2008 to 2025 .csv files contain hour-by-hour observational data from different stations across Galicia whereas wrfout files contain predictions made by the WRF (Weather Research and Forecasting Model) sorted by hour as well.

In [None]:
import glob
import pandas as pd

csv_files = sorted(glob.glob("GitHub/dataset/20*.csv"))

df_combined = pd.concat([pd.read_csv(file) for file in csv_files], ignore_index=True)
df_combined.to_csv('Observational_data.csv', index=False)

In [None]:
import glob
import pandas as pd 
from datetime import datetime, timedelta
import os

csv_files = sorted(glob.glob("GitHub/dataset/wrfout*.csv"))
all_data = []

for file in csv_files:
    # Extract date from filename
    date_str = os.path.basename(file).split('_')[2]  # 'YYYYMMDD' format
    base_datetime = datetime.strptime(date_str, "%Y%m%d")
    
    df = pd.read_csv(file)
    
    # Add hour sequence and datetime column
    df['hour'] = list(range(24)) * (len(df) // 24)
    df['datetime'] = df['hour'].apply(lambda h: base_datetime + timedelta(hours=h))
    
    df.drop(columns='hour', inplace=True)
    all_data.append(df)

# Combine all files
merged_df = pd.concat(all_data, ignore_index=True)
# Save to CSV
merged_df.to_csv("WRF.csv", index=False)

In [None]:
import pandas as pd

obs = pd.read_csv('Observational_data.csv')
obs['datetime'] = obs['fecha'] ; obs['id'] = obs['estacion']

wrf = pd.read_csv('WRF.csv')
wrf['datetime'] = wrf['Time']; wrf['id'] = wrf['estacion'] 

# Perform the merge on both keys
merged = pd.merge(wrf, obs[['TA','id','datetime']], on=["id", "datetime"], how="inner")
merged.to_csv("DATA.csv", index=False)

## Additional variables

The available data was sufficient to begin developing a model capable of forecasting temperature. However, we identified several missing parameters that could significantly impact the model’s accuracy and decided they were worth adding to our initial dataset. One of these was the percentage of sea surrounding a given location. Although Galicia is not a large region, its weather varies considerably from place to place, which makes our task more challenging. The Atlantic Ocean acts as a thermal reservoir, helping to stabilize coastal temperatures, but its influence decreases as we move inland. We believed that including a parameter representing the sea percentage around each point could noticeably improve the model’s accuracy.

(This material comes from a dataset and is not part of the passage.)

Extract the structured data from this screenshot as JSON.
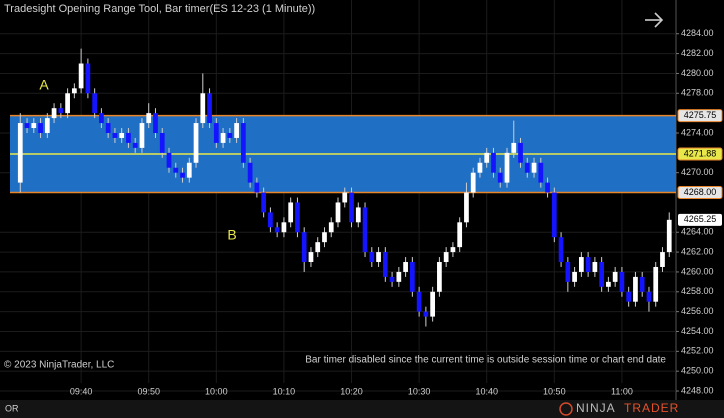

In addition to this, we decided to incorporate the latitude and longitude of each location, as well as two variables to represent the hour of the day and the day of the year. Because daily and yearly weather patterns follow periodic cycles, simply providing the model with a numeric hour (e.g., 00:00 to 23:00) or day of the year (1 to 365) would not effectively capture this cyclical nature. To address this, we included two periodic functions: one with a period of 24 hours and another with a period of 365 days, allowing the values to return smoothly to their starting point after a full day or year. This is a common and effective practice in meteorological modeling.